= Art of Bleeding =

Los Angeles-based performance troupe

Art of Bleeding was a Los Angeles–based multi-media performance troupe providing darkly comic, faux-educational programs in first-aid and safety at clubs, galleries and art events. Staging shows from an actual ambulance, The Art of Bleeding created what their press release referred to as a "paramedical funhouse" wherein puppets and costumed characters interacted with a crew of nurses wearing medical-themed fetish gear. Events were hosted by costumed characters reminiscent of children's programming including the company's "beloved mascot," Abram the Safety Ape and RT, the Robot Teacher. In their performances and web videos, the group promoted an ill-defined and intentionally cryptic metaphysical doctrine that they called "True Safety Consciousness."

The group's ambulance also functioned as a mobile recording studio for their Gory Details Project, in which true-life tales of medical trauma were gathered from passersby to be shared in an online library of movies and mp3s. Some of these stories were also re-enacted within the framework of what would appear to be a tragically misguided children's show, the "Gory Details" web series.
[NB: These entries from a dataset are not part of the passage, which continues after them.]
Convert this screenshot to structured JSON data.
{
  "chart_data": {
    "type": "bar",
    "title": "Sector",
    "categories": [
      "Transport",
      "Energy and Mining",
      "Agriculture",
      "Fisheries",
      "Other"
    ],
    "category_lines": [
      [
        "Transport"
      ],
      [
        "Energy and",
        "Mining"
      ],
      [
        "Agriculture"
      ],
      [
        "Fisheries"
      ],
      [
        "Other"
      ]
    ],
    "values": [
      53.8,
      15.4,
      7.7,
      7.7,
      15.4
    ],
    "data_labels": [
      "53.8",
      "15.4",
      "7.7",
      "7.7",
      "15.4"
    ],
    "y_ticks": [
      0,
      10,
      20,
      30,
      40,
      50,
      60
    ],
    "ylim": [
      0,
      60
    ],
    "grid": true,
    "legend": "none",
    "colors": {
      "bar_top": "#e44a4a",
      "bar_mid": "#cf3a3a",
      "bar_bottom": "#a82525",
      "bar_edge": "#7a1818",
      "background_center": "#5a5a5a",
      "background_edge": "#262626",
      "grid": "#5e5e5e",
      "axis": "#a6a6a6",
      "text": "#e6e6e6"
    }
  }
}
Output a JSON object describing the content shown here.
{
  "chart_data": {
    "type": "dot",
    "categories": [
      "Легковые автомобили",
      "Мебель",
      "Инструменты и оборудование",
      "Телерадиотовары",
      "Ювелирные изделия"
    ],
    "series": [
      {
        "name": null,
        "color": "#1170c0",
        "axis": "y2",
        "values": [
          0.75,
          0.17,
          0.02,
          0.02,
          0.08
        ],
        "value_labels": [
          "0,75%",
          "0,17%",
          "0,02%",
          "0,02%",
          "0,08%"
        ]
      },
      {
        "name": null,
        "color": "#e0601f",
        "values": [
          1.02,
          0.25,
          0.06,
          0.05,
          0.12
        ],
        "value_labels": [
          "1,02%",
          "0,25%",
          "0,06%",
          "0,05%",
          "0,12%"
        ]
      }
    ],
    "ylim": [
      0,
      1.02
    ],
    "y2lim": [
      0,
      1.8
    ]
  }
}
In addition to live shows, videos, recordings, and paramedical-themed music, The Art of Bleeding also choreographed public performances of bandaged and crutch-enabled dancers, created grisly anatomical walk-through installations, and staged a parking-lot display of smoldering, freshly wrecked cars peopled with bloodied actors sharing their cautionary tales.

The troupe was founded by Al Ridenour, former leader of the Los Angeles branch of the Cacophony Society. When asked about the nature of his group, Ridenour has said, "Think of Art of Bleeding as a sort of public outreach multi-media brainwashing course in emergency medicine, and you'll have a good handle on it. At least better than me...".

Ridenour's then-wife Margaret Cho was featured in a March 29, 2006, performance.